By contrast fossil fuels are strictly limited in supply (although the exhaustion of our supplies has been predicted for decades but has yet to happen).

Nuclear fission energy also depends on limited supplies of substances such as Uranium and Thorium, although supplies are probably sufficient for centuries or even millenia if used with appropriate technologies. The raw materials for some forms of nuclear fusion, if it can be made to work, are so plentiful as to be practically unlimited.

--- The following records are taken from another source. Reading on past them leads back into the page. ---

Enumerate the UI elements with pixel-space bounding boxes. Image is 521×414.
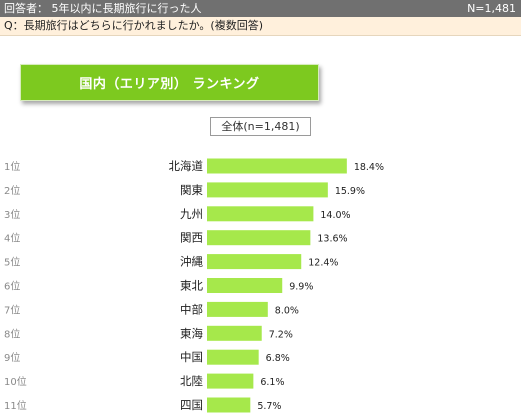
sample-size: N=1,481 [467, 2, 516, 15]
respondent-text: 回答者： 5年以内に長期旅行に行った人 [4, 2, 202, 15]
bar [207, 301, 268, 317]
rank-label: 7位 [4, 303, 20, 316]
rank-label: 10位 [4, 375, 27, 388]
bar [207, 182, 328, 198]
category-label: 中国 [180, 350, 203, 364]
question-text: Q：長期旅行はどちらに行かれましたか。(複数回答) [4, 19, 264, 32]
bar [207, 206, 314, 222]
category-label: 北陸 [180, 374, 203, 388]
bar [207, 373, 254, 389]
bar [207, 158, 347, 174]
bar [207, 254, 302, 270]
category-label: 関西 [180, 231, 203, 245]
rank-label: 8位 [4, 327, 20, 340]
bar [207, 349, 259, 365]
bar [207, 397, 251, 413]
rank-label: 9位 [4, 351, 20, 364]
bar [207, 325, 262, 341]
value-label: 13.6% [317, 234, 347, 245]
value-label: 18.4% [354, 162, 384, 173]
category-label: 中部 [180, 302, 203, 316]
respondent-header: 回答者： 5年以内に長期旅行に行った人 N=1,481 [0, 0, 521, 17]
category-label: 九州 [180, 207, 203, 221]
category-label: 沖縄 [180, 255, 203, 269]
rank-label: 5位 [4, 256, 20, 269]
question-bar: Q：長期旅行はどちらに行かれましたか。(複数回答) [0, 17, 521, 36]
rank-label: 1位 [4, 160, 20, 173]
rank-label: 3位 [4, 208, 20, 221]
rank-label: 2位 [4, 184, 20, 197]
rank-label: 11位 [4, 399, 27, 412]
value-label: 7.2% [269, 329, 293, 340]
rank-label: 6位 [4, 280, 20, 293]
chart-title: 国内（エリア別） ランキング [20, 64, 319, 101]
category-label: 東海 [180, 326, 203, 340]
value-label: 6.1% [260, 377, 284, 388]
rank-label: 4位 [4, 232, 20, 245]
chart-subtitle: 全体(n=1,481) [210, 117, 311, 136]
value-label: 15.9% [335, 186, 365, 197]
bar [207, 278, 283, 293]
category-label: 東北 [180, 279, 203, 293]
bar [207, 230, 311, 246]
category-label: 関東 [180, 183, 203, 197]
category-label: 四国 [180, 398, 203, 412]
value-label: 12.4% [308, 258, 338, 269]
value-label: 5.7% [257, 401, 281, 412]
value-label: 14.0% [320, 210, 350, 221]
value-label: 8.0% [275, 305, 299, 316]
value-label: 6.8% [266, 353, 290, 364]
value-label: 9.9% [289, 282, 313, 293]
category-label: 北海道 [169, 159, 204, 173]
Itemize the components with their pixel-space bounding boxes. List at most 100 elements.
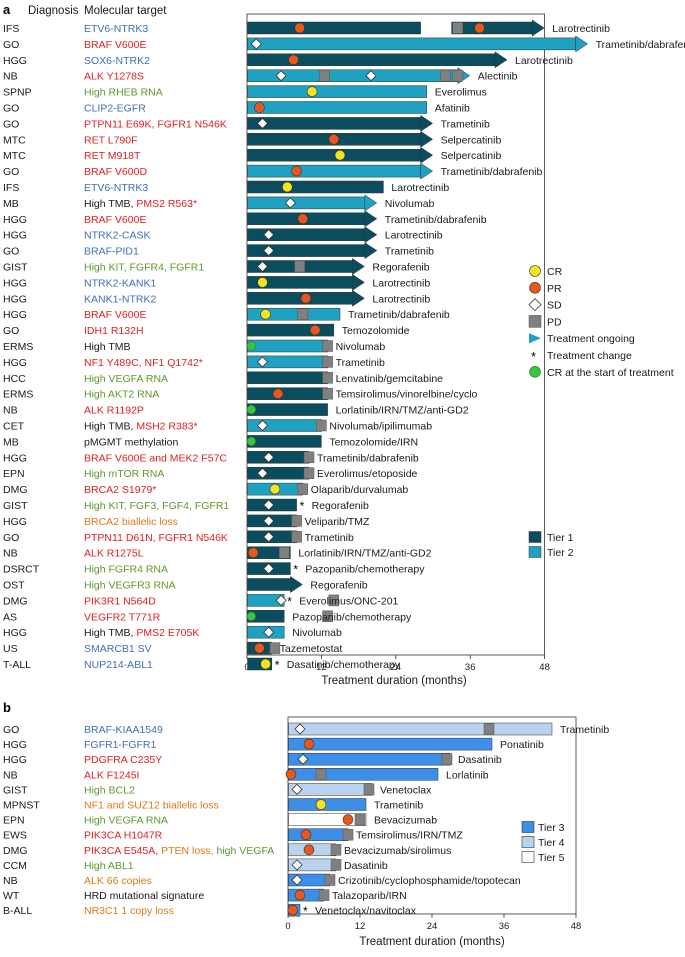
target-segment: ALK F1245I: [84, 769, 139, 781]
response-pr-marker: [247, 547, 259, 559]
treatment-label: Everolimus/ONC-201: [299, 595, 398, 607]
response-sd-marker: [263, 531, 275, 543]
target-segment: NTRK2-CASK: [84, 230, 151, 242]
response-pd-marker: [322, 340, 333, 352]
treatment-label: Larotrectinib: [552, 23, 610, 35]
response-sd-marker: [263, 515, 275, 527]
target-segment: High AKT2 RNA: [84, 389, 159, 401]
duration-bar: [288, 737, 493, 751]
treatment-label: Trametinib/dabrafenib: [385, 214, 487, 226]
ongoing-arrow: [352, 258, 365, 275]
target-label: High TMB, MSH2 R383*: [84, 421, 198, 433]
legend-response-label: PD: [547, 316, 562, 328]
bar-row: HGG KANK1-NTRK2 Larotrectinib: [3, 289, 430, 307]
bar-row: HGG SOX6-NTRK2 Larotrectinib: [3, 51, 573, 69]
ongoing-arrow: [352, 289, 365, 307]
bar-row: GIST High KIT, FGF3, FGF4, FGFR1 * Regorafe…: [3, 498, 369, 513]
target-segment: BRAF V600E: [84, 214, 146, 226]
diagnosis-label: GO: [3, 325, 19, 337]
legend-sd-icon: [528, 298, 542, 312]
response-pd-marker: [294, 260, 305, 273]
response-sd-marker: [263, 563, 275, 575]
diagnosis-label: NB: [3, 769, 18, 781]
target-segment: BRAF V600D: [84, 166, 147, 178]
bar-row: GO IDH1 R132H Temozolomide: [3, 323, 410, 337]
bar-row: HCC High VEGFA RNA Lenvatinib/gemcitabine: [3, 371, 443, 385]
response-pd-marker: [318, 889, 330, 901]
treatment-label: Everolimus/etoposide: [317, 468, 418, 480]
target-label: BRAF V600E: [84, 309, 146, 321]
ongoing-arrow: [364, 226, 378, 244]
treatment-label: Trametinib/dabrafenib: [317, 452, 419, 464]
bar-row: NB ALK R1275L Lorlatinib/IRN/TMZ/anti-GD2: [3, 546, 432, 560]
treatment-label: Temsirolimus/vinorelbine/cyclo: [336, 389, 478, 401]
treatment-label: Pazopanib/chemotherapy: [292, 611, 412, 623]
bar-row: MPNST NF1 and SUZ12 biallelic loss Trameti…: [3, 798, 423, 812]
bar-row: T-ALL NUP214-ABL1 * Dasatinib/chemotherapy: [3, 657, 401, 672]
response-pr-marker: [288, 54, 299, 66]
legend-response-label: Treatment change: [547, 350, 632, 362]
treatment-label: Trametinib: [385, 246, 434, 258]
duration-bar: [247, 164, 421, 178]
response-pd-marker: [330, 844, 342, 856]
treatment-label: Nivolumab: [385, 198, 435, 210]
target-segment: High mTOR RNA: [84, 468, 164, 480]
bar-row: DSRCT High FGFR4 RNA * Pazopanib/chemothera…: [3, 562, 425, 577]
response-pd-marker: [354, 813, 366, 826]
ongoing-arrow: [420, 130, 434, 148]
treatment-label: Selpercatinib: [441, 134, 502, 146]
bar-row: MB pMGMT methylation Temozolomide/IRN: [3, 435, 418, 448]
bar-row: IFS ETV6-NTRK3 Larotrectinib: [3, 19, 610, 37]
ongoing-arrow: [364, 194, 378, 212]
diagnosis-label: GO: [3, 39, 19, 51]
ongoing-arrow: [531, 19, 545, 37]
diagnosis-label: NB: [3, 875, 18, 887]
target-segment: High VEGFA RNA: [84, 815, 168, 827]
target-segment: High VEGFR3 RNA: [84, 580, 176, 592]
treatment-label: Trametinib: [305, 532, 354, 544]
x-tick-label: 12: [316, 662, 327, 673]
x-tick-label: 48: [571, 921, 582, 932]
diagnosis-label: CCM: [3, 860, 27, 872]
treatment-label: Crizotinib/cyclophosphamide/topotecan: [338, 875, 521, 887]
diagnosis-label: HGG: [3, 452, 27, 464]
duration-bar-segment: [451, 21, 533, 35]
target-segment: PTPN11 E69K, FGFR1 N546K: [84, 118, 227, 130]
bar-row: MTC RET M918T Selpercatinib: [3, 146, 501, 164]
diagnosis-label: DMG: [3, 845, 28, 857]
diagnosis-label: HGG: [3, 230, 27, 242]
response-pd-marker: [297, 308, 309, 320]
treatment-label: Larotrectinib: [372, 277, 430, 289]
bar-row: EWS PIK3CA H1047R Temsirolimus/IRN/TMZ: [3, 828, 463, 842]
response-pr-marker: [309, 324, 321, 336]
diagnosis-label: HGG: [3, 214, 27, 226]
response-pd-marker: [440, 69, 451, 82]
target-segment: PTEN loss,: [161, 845, 216, 857]
response-cr-marker: [260, 308, 271, 320]
target-segment: High RHEB RNA: [84, 87, 163, 99]
treatment-label: Regorafenib: [312, 500, 369, 512]
target-segment: ALK 66 copies: [84, 875, 152, 887]
target-label: pMGMT methylation: [84, 436, 178, 448]
response-pr-marker: [303, 844, 315, 856]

Not all forms of renewable energy are sustainable: the most widely-used form of renewable energy is biomass, in the form of wood and crop residues, widely used in the developing world as cooking fuel and increasingly used in the developed world for space heating and electricity generation. Demand for wood for fuel causes deforestation or, at best, hinders the radical reforestation we need for global carbon sequestration. (Use of biomass fuels for cooking also cause sickness and death amongst those - especially women and children - exposed to smoke from cooking fires.)

Damming rivers for hydroelectricity generally has bad consequences for ecology and biodiversity, and can result in significant emissions of greenhouse gases when seasonal changes of water level result in vegetation growing around the margins of a reservoir when the water level falls, which then gets submerged when the level rises and the now-submerged vegetation decays releasing methane.

Sustainable Energy is energy that we can use without compromising our own, and future generations', survival. Principally this means energy sources with effectively zero emissions of CO2 and other greenhouse gases. Such sources include some renewables, as well as nuclear energy, and the use of fossil fuels and biomass with Carbon Capture and Storage.